И тут же замер в изумлении, настолько неподдельном, что старик, как ни был он расположен считать это изумление притворным, должен был убедиться в его искренности.
— Да, я Мартин Чезлвит, — ответил он ворчливо, — я Мартин Чезлвит, и желаю, чтобы вас повесили, а то ходите тут и не даете мне спать. Он даже приснился мне, этот молодчик, — сказал он, опять ложась и отворачиваясь к стене, — а ведь я еще и знать не знал, что он сидит тут, рядом со мной.
— Любезный кузен… — произнес мистер Пексниф.
— Ну вот! С самых первых слов! — заворчал старик, беспокойно повертывая седую голову то вправо, то влево и вскидывая руки кверху. — С самых первых слов он уже навязывается мне в родню! Так я и знал, все они на один лад! Близкие или дальние, кровная родня или седьмая вода на киселе, — всегда одно и то же. Уф! А ведь стоит моим родственничкам слово сказать, и какой длинный развертывается список обманов, подвохов и интриг.
— Прошу вас, не судите обо мне опрометчиво, мистер Чезлвит, — сказал Пексниф тоном как нельзя более сострадательным и в то же время как нельзя более беспристрастным, ибо он уже успел прийти в чувство и вполне овладел собой и всеми своими добродетелями. — Вы пожалеете о своей опрометчивости, я уверен.

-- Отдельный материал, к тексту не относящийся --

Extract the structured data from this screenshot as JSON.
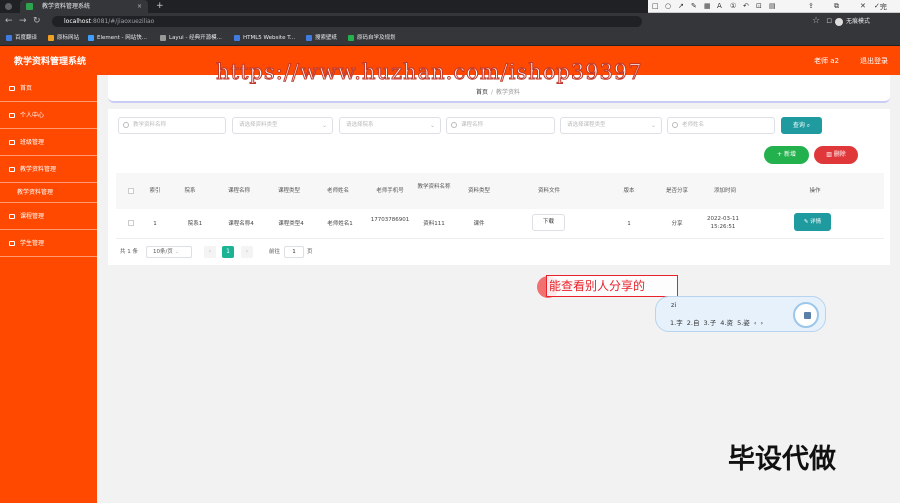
{
  "browser": {
    "tab_title": "教学资料管理系统",
    "tab_close": "×",
    "new_tab": "+",
    "url_host": "localhost",
    "url_path": ":8081/#/jiaoxueziliao",
    "profile_label": "无痕模式",
    "bookmarks": [
      "百度翻译",
      "原标网站",
      "Element - 网站快...",
      "Layui - 经典开源模...",
      "HTML5 Website T...",
      "搜索壁纸",
      "原码自学及规划"
    ]
  },
  "annotation_toolbar": {
    "done_label": "完成",
    "font_size": "20",
    "selected_color": "#ff2b2b",
    "palette": [
      "#000000",
      "#555555",
      "#880000",
      "#886600",
      "#008800",
      "#004488",
      "#000088",
      "#660088",
      "#ffffff",
      "#aaaaaa",
      "#ff2b2b",
      "#ffcc00",
      "#22cc22",
      "#22cccc",
      "#2244ff",
      "#cc22cc"
    ]
  },
  "header": {
    "title": "教学资料管理系统",
    "user": "老师 a2",
    "logout": "退出登录",
    "color": "#ff4800"
  },
  "sidebar": {
    "items": [
      {
        "label": "首页",
        "icon": "home-icon"
      },
      {
        "label": "个人中心",
        "icon": "user-icon"
      },
      {
        "label": "班级管理",
        "icon": "class-icon"
      },
      {
        "label": "教学资料管理",
        "icon": "folder-icon"
      },
      {
        "label": "课程管理",
        "icon": "book-icon"
      },
      {
        "label": "学生管理",
        "icon": "group-icon"
      }
    ],
    "sub_item": "教学资料管理"
  },
  "breadcrumb": {
    "home": "首页",
    "sep": "/",
    "current": "教学资料"
  },
  "filters": [
    {
      "placeholder": "教学资料名称",
      "type": "search"
    },
    {
      "placeholder": "请选择资料类型",
      "type": "select"
    },
    {
      "placeholder": "请选择院系",
      "type": "select"
    },
    {
      "placeholder": "课程名称",
      "type": "search"
    },
    {
      "placeholder": "请选择课程类型",
      "type": "select"
    },
    {
      "placeholder": "老师姓名",
      "type": "search"
    }
  ],
  "buttons": {
    "query": "查询",
    "add": "新增",
    "delete": "删除",
    "download": "下载",
    "detail": "详情"
  },
  "table": {
    "headers": [
      "索引",
      "院系",
      "课程名称",
      "课程类型",
      "老师姓名",
      "老师手机号",
      "教学资料名称",
      "资料类型",
      "资料文件",
      "版本",
      "是否分享",
      "添加时间",
      "操作"
    ],
    "rows": [
      {
        "index": "1",
        "yuanxi": "院系1",
        "kecheng": "课程名称4",
        "leixing": "课程类型4",
        "laoshi": "老师姓名1",
        "phone": "17703786901",
        "ziliao": "资料111",
        "ziliao_type": "课件",
        "banben": "1",
        "share": "分享",
        "time": "2022-03-11 15:26:51"
      }
    ]
  },
  "pagination": {
    "total": "共 1 条",
    "page_size": "10条/页",
    "current": "1",
    "prev": "‹",
    "next": "›",
    "goto_label": "前往",
    "goto_value": "1",
    "page_suffix": "页"
  },
  "overlay": {
    "watermark": "https://www.huzhan.com/ishop39397",
    "annotation_text": "能查看别人分享的",
    "ime_composition": "zi",
    "ime_candidates": "1.字 2.自 3.子 4.资 5.姿 ‹ ›",
    "corner_mark": "毕设代做"
  }
}
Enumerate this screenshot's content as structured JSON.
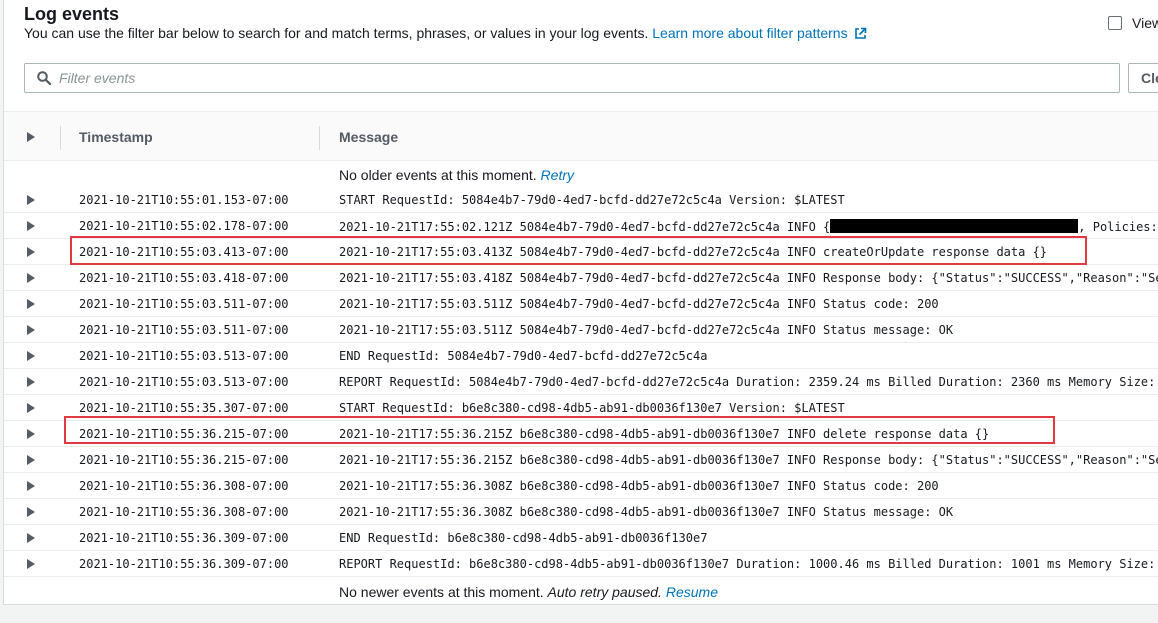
{
  "header": {
    "title": "Log events",
    "description": "You can use the filter bar below to search for and match terms, phrases, or values in your log events.",
    "learn_more": "Learn more about filter patterns",
    "view_label": "View"
  },
  "filter": {
    "placeholder": "Filter events",
    "value": "",
    "clear_label": "Clear"
  },
  "columns": {
    "timestamp": "Timestamp",
    "message": "Message"
  },
  "notices": {
    "older": "No older events at this moment.",
    "retry": "Retry",
    "newer": "No newer events at this moment.",
    "paused": "Auto retry paused.",
    "resume": "Resume"
  },
  "rows": [
    {
      "ts": "2021-10-21T10:55:01.153-07:00",
      "msg": "START RequestId: 5084e4b7-79d0-4ed7-bcfd-dd27e72c5c4a Version: $LATEST"
    },
    {
      "ts": "2021-10-21T10:55:02.178-07:00",
      "msg": "2021-10-21T17:55:02.121Z 5084e4b7-79d0-4ed7-bcfd-dd27e72c5c4a INFO {",
      "msg_after": ", Policies:",
      "redacted": true
    },
    {
      "ts": "2021-10-21T10:55:03.413-07:00",
      "msg": "2021-10-21T17:55:03.413Z 5084e4b7-79d0-4ed7-bcfd-dd27e72c5c4a INFO createOrUpdate response data {}",
      "highlighted": true
    },
    {
      "ts": "2021-10-21T10:55:03.418-07:00",
      "msg": "2021-10-21T17:55:03.418Z 5084e4b7-79d0-4ed7-bcfd-dd27e72c5c4a INFO Response body: {\"Status\":\"SUCCESS\",\"Reason\":\"Se"
    },
    {
      "ts": "2021-10-21T10:55:03.511-07:00",
      "msg": "2021-10-21T17:55:03.511Z 5084e4b7-79d0-4ed7-bcfd-dd27e72c5c4a INFO Status code: 200"
    },
    {
      "ts": "2021-10-21T10:55:03.511-07:00",
      "msg": "2021-10-21T17:55:03.511Z 5084e4b7-79d0-4ed7-bcfd-dd27e72c5c4a INFO Status message: OK"
    },
    {
      "ts": "2021-10-21T10:55:03.513-07:00",
      "msg": "END RequestId: 5084e4b7-79d0-4ed7-bcfd-dd27e72c5c4a"
    },
    {
      "ts": "2021-10-21T10:55:03.513-07:00",
      "msg": "REPORT RequestId: 5084e4b7-79d0-4ed7-bcfd-dd27e72c5c4a Duration: 2359.24 ms Billed Duration: 2360 ms Memory Size:"
    },
    {
      "ts": "2021-10-21T10:55:35.307-07:00",
      "msg": "START RequestId: b6e8c380-cd98-4db5-ab91-db0036f130e7 Version: $LATEST"
    },
    {
      "ts": "2021-10-21T10:55:36.215-07:00",
      "msg": "2021-10-21T17:55:36.215Z b6e8c380-cd98-4db5-ab91-db0036f130e7 INFO delete response data {}",
      "highlighted": true
    },
    {
      "ts": "2021-10-21T10:55:36.215-07:00",
      "msg": "2021-10-21T17:55:36.215Z b6e8c380-cd98-4db5-ab91-db0036f130e7 INFO Response body: {\"Status\":\"SUCCESS\",\"Reason\":\"Se"
    },
    {
      "ts": "2021-10-21T10:55:36.308-07:00",
      "msg": "2021-10-21T17:55:36.308Z b6e8c380-cd98-4db5-ab91-db0036f130e7 INFO Status code: 200"
    },
    {
      "ts": "2021-10-21T10:55:36.308-07:00",
      "msg": "2021-10-21T17:55:36.308Z b6e8c380-cd98-4db5-ab91-db0036f130e7 INFO Status message: OK"
    },
    {
      "ts": "2021-10-21T10:55:36.309-07:00",
      "msg": "END RequestId: b6e8c380-cd98-4db5-ab91-db0036f130e7"
    },
    {
      "ts": "2021-10-21T10:55:36.309-07:00",
      "msg": "REPORT RequestId: b6e8c380-cd98-4db5-ab91-db0036f130e7 Duration: 1000.46 ms Billed Duration: 1001 ms Memory Size:"
    }
  ],
  "colors": {
    "link": "#0073bb",
    "highlight": "#e0393e",
    "text": "#16191f"
  },
  "icons": {
    "search": "search-icon",
    "external": "external-link-icon",
    "expand": "caret-right-icon"
  }
}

— Он уверен! — презрительно заметил Мартин.
— Да, — отвечал мистер Пексниф. — Именно, именно, мистер Чезлвит! И напрасно вы думаете, сэр, что я собираюсь вам льстить иди заискивать перед вами, — я как нельзя более далек от этого. Вам нечего опасаться, сэр, что я повторю то неприятное слово, которое вас так задело. Да и к чему бы это? Разве я жду от вас чего-нибудь или мне что-нибудь нужно? Насколько мне известно, вы не обладаете ничем таким, что давало бы вам счастье и чему я мог бы позавидовать.